I'm taking my time, trying not to get overwhelmed. This
Palmer-Pletsch pattern included fitting instructions and I also refererred to these books:
I find, not surprisingly, that I'm understanding more about fitting the more fitting I do. I look forward to the day that I get a well-fitting garment that doesn't take days to fit and finish.
After hours of alterations and tissue fitting, here's how the tissue looks after:
1. Full bust adjustment a la Fit for Real People (I didn't use the
Sandra Betzina method after all)
2. Forward shoulder adjustment
3. Horizontal tucks at backwaist for swayback
4. Horizontal tucks at center front for petite adjustment at chest and waist
Tissue fitting reveals the need for these additional adjustments:
5. Bust needs to be lowered
6. Front princess seams need to be moved closer to bust apex
7. Increase horizontal tuck at chest--this made it more of an angled tuck.
7. Front centerline needs to be filled in with tissue to create a straight line.
8. Horizontal tuck at upper back for petite adjustment
Also, I don't need the extra room I added at the side seams
Front pattern pieces after adjustments.Hours later, first basted fitting. Not done altering! Still need:
9. Shape a little under the bust (can do this on the fly--won't make changes to pattern)

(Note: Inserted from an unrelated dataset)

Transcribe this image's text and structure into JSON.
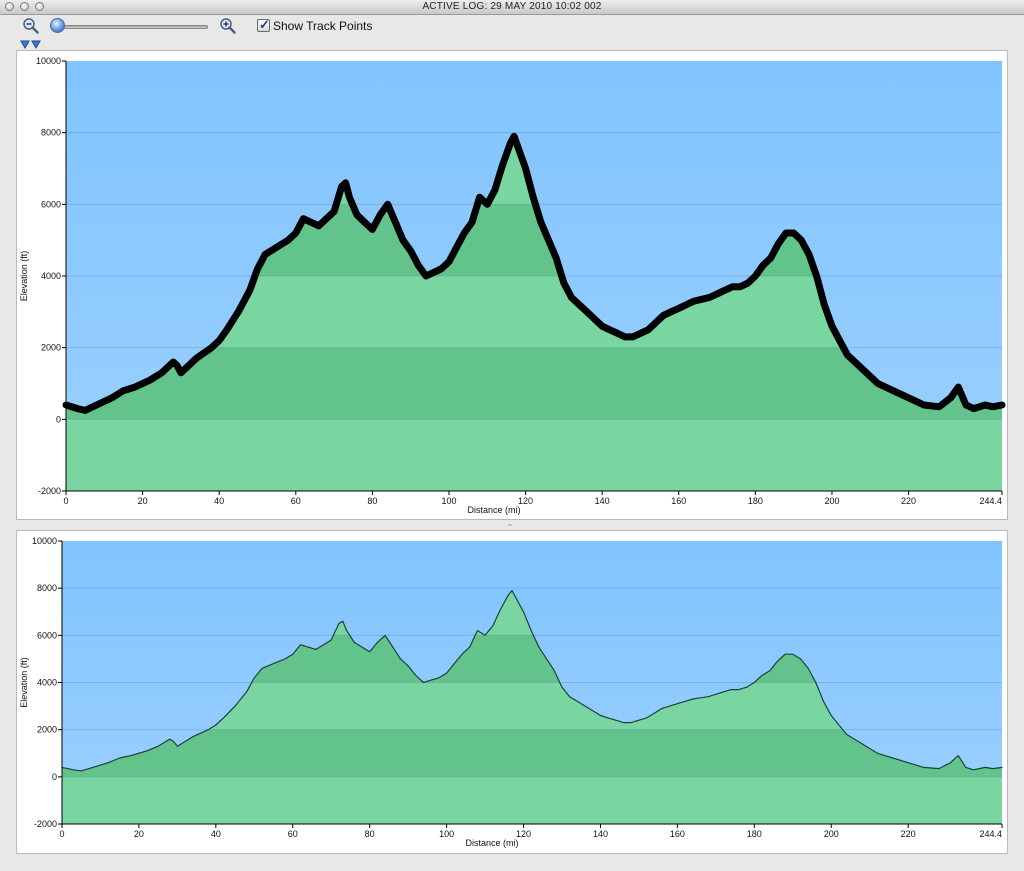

10. Sloped shoulder adjustment
11. Let the side seams at the out by about 1/4 inch
12. Let the front and back princess seams out by about 1/4 inch below the waist.
I tried it on after making those last alterations and by golly it seems to fit! I
may need to lower the armscye but it's hard to tell. I won't make any more changes until I've basted the facing in.
Now for the facing. the back facing uses the main back pattern piece, which has already been altered, but the front facing is going to need adjustments to match the altered front. I don't even know where to start so I'll just jump right in & start tucking, taping and adjusting the facing piece until it corresponds with the main pattern.
The weather has turned warm and I'll be glad to have this shell. Normally I wouldn't consider a sleeveless design 'cause I'm blessed with large upper arms. But, hey! It's hot outside, and they're
my arms. I didn't want to mess with sleeves while I learned to fit a princess-seam design. I can wear it under sweaters at the air conditioned office I can use this pattern as a shell under jackets and for twin-sets. And I might even wear it alone occasionally just to feel the warm breeze on my arms. I can't wait to get it finished!